Date of Award

Spring 2009

Project Type


Program or Major

Earth and Environmental Science

Degree Name

Doctor of Philosophy

First Advisor

Barkley C Sive


This dissertation describes three research projects with the common objective of characterizing the influence of volatile organic compounds (VOCs) on air quality in New England using measurements made over multiple years (2002-2008) and from different sampling locations. The specific objectives include identifying sources (direct emission or secondary production), quantifying mixing ratios, and characterizing the chemical (i.e., oxidation, photolysis) and physical (i.e., transport, mixing) processes which regulate the distributions of VOCs in the troposphere over southeastern New Hampshire.

Chapters 2 and 3 discuss the seasonal and interannual variability of nonmethane hydrocarbons (NMHCs), selected halocarbons, and alkyl nitrates using measurements from canister samples collected at Thompson Farm in Durham, NH throughout January 2004-February 2008. Several anthropogenic and biogenic sources of NMHCs and halocarbons were identified based on correlations with tracer compounds and comparisons with source signatures. Additionally, evidence for the dry deposition of alkyl nitrates of night was observed which is a previously unaccounted for removal mechanism. Analysis of alkyl nitrate/parent hydrocarbon ratios, measurements made onboard the NOAA R/V Ronald H. Brown during the 2002 New England Air Quality Study, and canister samples collected throughout the Great Bay estuary in August 2003 are presented to assess the relative contributions of anthropogenic and marine sources of alkyl nitrates.

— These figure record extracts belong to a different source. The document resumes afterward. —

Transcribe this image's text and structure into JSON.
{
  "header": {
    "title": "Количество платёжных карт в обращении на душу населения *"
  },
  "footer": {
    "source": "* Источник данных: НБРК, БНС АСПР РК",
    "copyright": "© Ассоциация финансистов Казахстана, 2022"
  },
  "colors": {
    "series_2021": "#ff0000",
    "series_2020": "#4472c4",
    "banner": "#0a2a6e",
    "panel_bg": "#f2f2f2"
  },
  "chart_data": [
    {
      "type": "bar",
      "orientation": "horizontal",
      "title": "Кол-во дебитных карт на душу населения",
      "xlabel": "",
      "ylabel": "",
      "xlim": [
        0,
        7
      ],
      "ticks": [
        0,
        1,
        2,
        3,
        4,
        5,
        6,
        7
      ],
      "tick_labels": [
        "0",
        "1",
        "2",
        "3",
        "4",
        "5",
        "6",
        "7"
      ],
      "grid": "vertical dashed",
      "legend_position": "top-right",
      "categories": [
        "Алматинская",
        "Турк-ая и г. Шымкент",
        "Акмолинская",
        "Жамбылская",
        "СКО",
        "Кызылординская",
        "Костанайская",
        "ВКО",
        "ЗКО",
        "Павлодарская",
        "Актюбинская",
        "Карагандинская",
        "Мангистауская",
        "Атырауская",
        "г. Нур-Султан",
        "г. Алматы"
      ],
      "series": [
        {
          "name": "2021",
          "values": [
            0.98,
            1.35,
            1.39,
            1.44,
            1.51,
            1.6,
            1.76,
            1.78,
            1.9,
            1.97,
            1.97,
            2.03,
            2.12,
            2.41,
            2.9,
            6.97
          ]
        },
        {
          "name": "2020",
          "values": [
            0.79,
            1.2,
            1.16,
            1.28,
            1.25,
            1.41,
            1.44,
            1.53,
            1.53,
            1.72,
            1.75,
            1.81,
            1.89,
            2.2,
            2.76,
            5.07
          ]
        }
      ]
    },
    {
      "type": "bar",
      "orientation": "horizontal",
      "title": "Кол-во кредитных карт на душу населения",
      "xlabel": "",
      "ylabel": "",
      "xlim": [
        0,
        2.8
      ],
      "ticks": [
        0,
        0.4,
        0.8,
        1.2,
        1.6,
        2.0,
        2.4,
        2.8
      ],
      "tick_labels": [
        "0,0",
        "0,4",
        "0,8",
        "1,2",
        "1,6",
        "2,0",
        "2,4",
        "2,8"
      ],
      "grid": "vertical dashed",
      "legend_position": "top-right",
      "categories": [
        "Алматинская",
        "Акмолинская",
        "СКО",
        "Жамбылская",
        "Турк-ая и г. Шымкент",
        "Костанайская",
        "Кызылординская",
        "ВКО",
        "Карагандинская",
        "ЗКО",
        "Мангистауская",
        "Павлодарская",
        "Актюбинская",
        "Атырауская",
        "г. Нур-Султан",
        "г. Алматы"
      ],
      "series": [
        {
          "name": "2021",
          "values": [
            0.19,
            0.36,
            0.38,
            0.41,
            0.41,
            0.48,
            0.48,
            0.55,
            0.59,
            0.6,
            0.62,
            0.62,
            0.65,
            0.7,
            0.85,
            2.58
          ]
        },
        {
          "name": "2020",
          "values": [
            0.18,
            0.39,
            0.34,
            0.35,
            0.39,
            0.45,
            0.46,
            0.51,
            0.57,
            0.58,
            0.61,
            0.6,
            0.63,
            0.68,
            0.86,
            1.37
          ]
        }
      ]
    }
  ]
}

The research described in Chapter 4 used measurements of VOCs made at an inland (Thompson Farm) and an offshore (Appledore Island) site to identify evidence of chlorine initiated oxidation of VOCs, estimate chlorine atom (Cl) concentrations during two summers and for different transport sectors, and assess the potential influence of chlorine chemistry on the oxidative capacity of the troposphere over coastal New Hampshire. Comparable Cl concentrations were estimated using a novel technique based on the lifetime-variability relationship of NMHCs and using the traditional NMHC ratio method. Furthermore, the daytime loss of DMS and ethane in the marine sector of AI was reproduced when reaction with both OH and Cl were considered providing supporting evidence for Cl chemistry occurring in this region.